Mais pourquoi, pourrait répondre la foule des doubles standards, c’est-à-dire de l’antisémitisme, ne boycottent-ils pas l’Arabie saoudite, la Syrie ou l’Iran ?

Ces régimes n’oppriment-ils pas aussi les Arabes et les musulmans ?

En fait, Omar soutient le boycott de l’Arabie saoudite.

En général, cependant, la raison pour laquelle ces régimes n’ont pas suscité de mouvements de type BDS est simple : il n’y a pas eu d’appel massif au BDS de l’intérieur de ces pays eux-mêmes.

En Iran, par exemple, les dissidents s’opposent principalement aux sanctions américaines.

Les gens ne boycottent généralement pas les pays à moins que les personnes qui souffrent à l’intérieur de ces pays ne le leur demandent.

C’était pareil dans les années 1980.

Pourquoi y a-t-il eu un mouvement mondial pour boycotter l’Afrique du Sud de l’apartheid mais pas l’Ouganda d’Amin ou le Zaïre de Mobutu Sese Seko ? En grande partie parce que le Congrès national africain a appelé au boycott et que l’opposition politique en Ouganda et au Zaïre ne l’a pas fait.

Il y a un deuxième argument pour expliquer pourquoi BDS est synonyme d’antisémitisme, qui ne concerne pas le boycott lui-même mais plutôt les objectifs que les boycotteurs épousent.

Dans la déclaration de 2005 qui a lancé le BDS, des groupes de la société civile palestinienne ont appelé au boycott d’Israël jusqu’à ce qu’il cède le contrôle des territoires qu’il a conquis en 1967 (la Cisjordanie, la bande de Gaza, Jérusalem-Est et les hauteurs du Golan), offre une « pleine égalité » aux citoyens palestiniens vivant à l’intérieur des lignes israéliennes de 1967, et autorise le retour des réfugiés palestiniens.

Les critiques soutiennent que les deuxième et troisième critères empêcheraient Israël de rester un État juif.
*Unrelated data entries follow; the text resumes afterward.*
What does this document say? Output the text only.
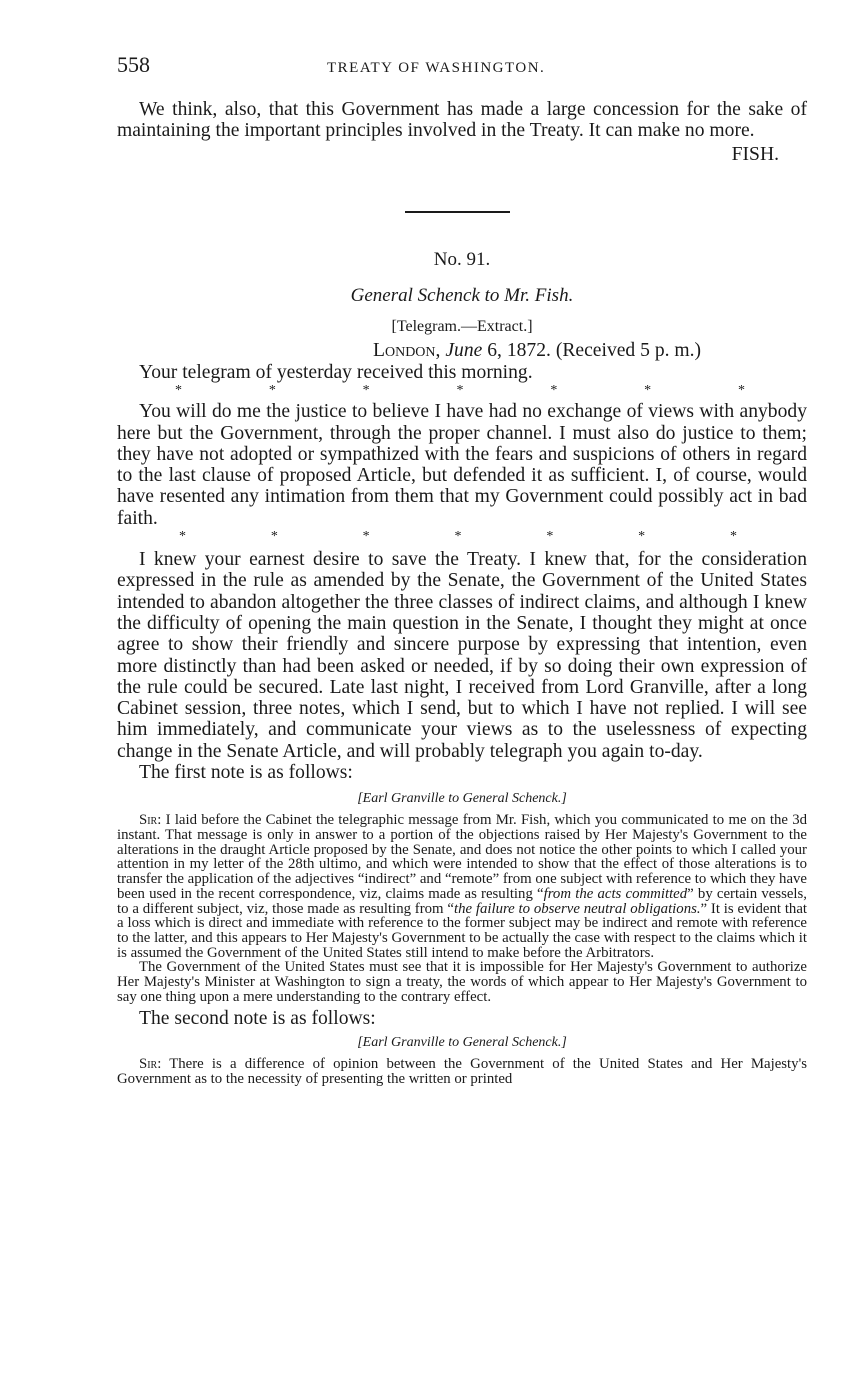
558	TREATY OF WASHINGTON.

We think, also, that this Government has made a large concession for the sake of maintaining the important principles involved in the Treaty. It can make no more.

FISH.

No. 91.

General Schenck to Mr. Fish.

[Telegram.—Extract.]

London, June 6, 1872. (Received 5 p. m.)

Your telegram of yesterday received this morning.

*	*	*	*	*	*	*

You will do me the justice to believe I have had no exchange of views with anybody here but the Government, through the proper channel. I must also do justice to them; they have not adopted or sympathized with the fears and suspicions of others in regard to the last clause of proposed Article, but defended it as sufficient. I, of course, would have resented any intimation from them that my Government could possibly act in bad faith.

*	*	*	*	*	*	*

I knew your earnest desire to save the Treaty. I knew that, for the consideration expressed in the rule as amended by the Senate, the Government of the United States intended to abandon altogether the three classes of indirect claims, and although I knew the difficulty of opening the main question in the Senate, I thought they might at once agree to show their friendly and sincere purpose by expressing that intention, even more distinctly than had been asked or needed, if by so doing their own expression of the rule could be secured. Late last night, I received from Lord Granville, after a long Cabinet session, three notes, which I send, but to which I have not replied. I will see him immediately, and communicate your views as to the uselessness of expecting change in the Senate Article, and will probably telegraph you again to-day.

The first note is as follows:

[Earl Granville to General Schenck.]

Sir: I laid before the Cabinet the telegraphic message from Mr. Fish, which you communicated to me on the 3d instant. That message is only in answer to a portion of the objections raised by Her Majesty's Government to the alterations in the draught Article proposed by the Senate, and does not notice the other points to which I called your attention in my letter of the 28th ultimo, and which were intended to show that the effect of those alterations is to transfer the application of the adjectives “indirect” and “remote” from one subject with reference to which they have been used in the recent correspondence, viz, claims made as resulting “from the acts committed” by certain vessels, to a different subject, viz, those made as resulting from “the failure to observe neutral obligations.” It is evident that a loss which is direct and immediate with reference to the former subject may be indirect and remote with reference to the latter, and this appears to Her Majesty's Government to be actually the case with respect to the claims which it is assumed the Government of the United States still intend to make before the Arbitrators.

The Government of the United States must see that it is impossible for Her Majesty's Government to authorize Her Majesty's Minister at Washington to sign a treaty, the words of which appear to Her Majesty's Government to say one thing upon a mere understanding to the contrary effect.

The second note is as follows:

[Earl Granville to General Schenck.]

Sir: There is a difference of opinion between the Government of the United States and Her Majesty's Government as to the necessity of presenting the written or printed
Et ils ont probablement raison.

Le mouvement BDS ne s’oppose pas officiellement à l’existence d’un État juif, mais certains de ses plus éminents défenseurs le font.

C’est pourquoi je m’oppose au BDS. (Je soutiens le boycott des colonies en Cisjordanie). Ses objectifs sont incompatibles avec les miens. Mais s’opposer aux objectifs des mouvements et les qualifier d’antisémites sont des choses très différentes.

Il n’y a rien de sectaire en soi à s’opposer au désir d’un peuple d’avoir un État fondé sur l’ethnie.

Au cours des dernières décennies, après tout, de nombreux peuples ont réclamé leur propre État : les Kurdes, les Basques, les Catalans, les Cachemiris, les Écossais, les Québécois et les Igbos, sans oublier les Palestiniens.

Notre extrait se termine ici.